Researchers in China found evidence of aerosols containing the coronavirus in two Wuhan hospitals.
It was the outbreak among choir members in Mount Vernon, Wash. — and a report about the incident in The Times — that first piqued the interest of several of the aerosol proponents. Of 61 singers at a March 10 rehearsal, all but eight became sick, despite the members using hand sanitizer and avoiding hugging or shaking hands. Two people died.
A team led by Shelly Miller, a University of Colorado professor of mechanical engineering, dug into church-hall blueprints, furnace specifications, locations of choir members and hours of attendance. The researchers diagrammed movements of the singer who was identified as the person who unwittingly brought the virus to practice.

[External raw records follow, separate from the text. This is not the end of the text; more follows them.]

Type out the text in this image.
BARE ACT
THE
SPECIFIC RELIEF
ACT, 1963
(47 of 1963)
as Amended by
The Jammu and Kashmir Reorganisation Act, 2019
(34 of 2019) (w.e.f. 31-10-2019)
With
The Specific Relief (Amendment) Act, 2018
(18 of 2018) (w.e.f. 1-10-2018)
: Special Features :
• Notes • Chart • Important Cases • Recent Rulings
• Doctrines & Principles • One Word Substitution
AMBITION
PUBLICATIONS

Inhalation of aerosols “most likely dominated infection transmission during this event,” the researchers wrote in a paper undergoing peer review, concluding that the ill person, who had symptoms similar to a common cold, was unlikely to have spent time within six feet of many singers or to have touched surfaces in common with them.
“We believe it likely that shared air in the fellowship hall, combined with high emissions of respiratory aerosol from singing, were important contributing factors,” the paper said.
Eventually researchers from a broad spectrum of disciplines, including several who have studied the role of aerosols in the spread of the flu, SARS and other infectious diseases, joined forces to campaign for greater recognition of aerosol transmission.
They said that the coronavirus is less contagious through the air than measles but that the risk of transmission goes up the longer air remains stagnant and the longer people continue to breathe it.
In interviews, they said WHO officials had unfairly set a higher bar for showing aerosol spread than was required for acceptance of the other two pathways. “For them, droplets and touch are so obvious that they’re proven, but airborne is so outlandish that it needs a very high level of evidence,” Jimenez said.
Proof would require exposing large numbers of healthy people to aerosols emitted by COVID-19 patients, a study that scientists said would be unethical.
"You only need one infectious dose of the coronavirus in 10,000 liters, and it can be very hard to find it and prove that it’s there, which is one of the problems we’ve had,” he said.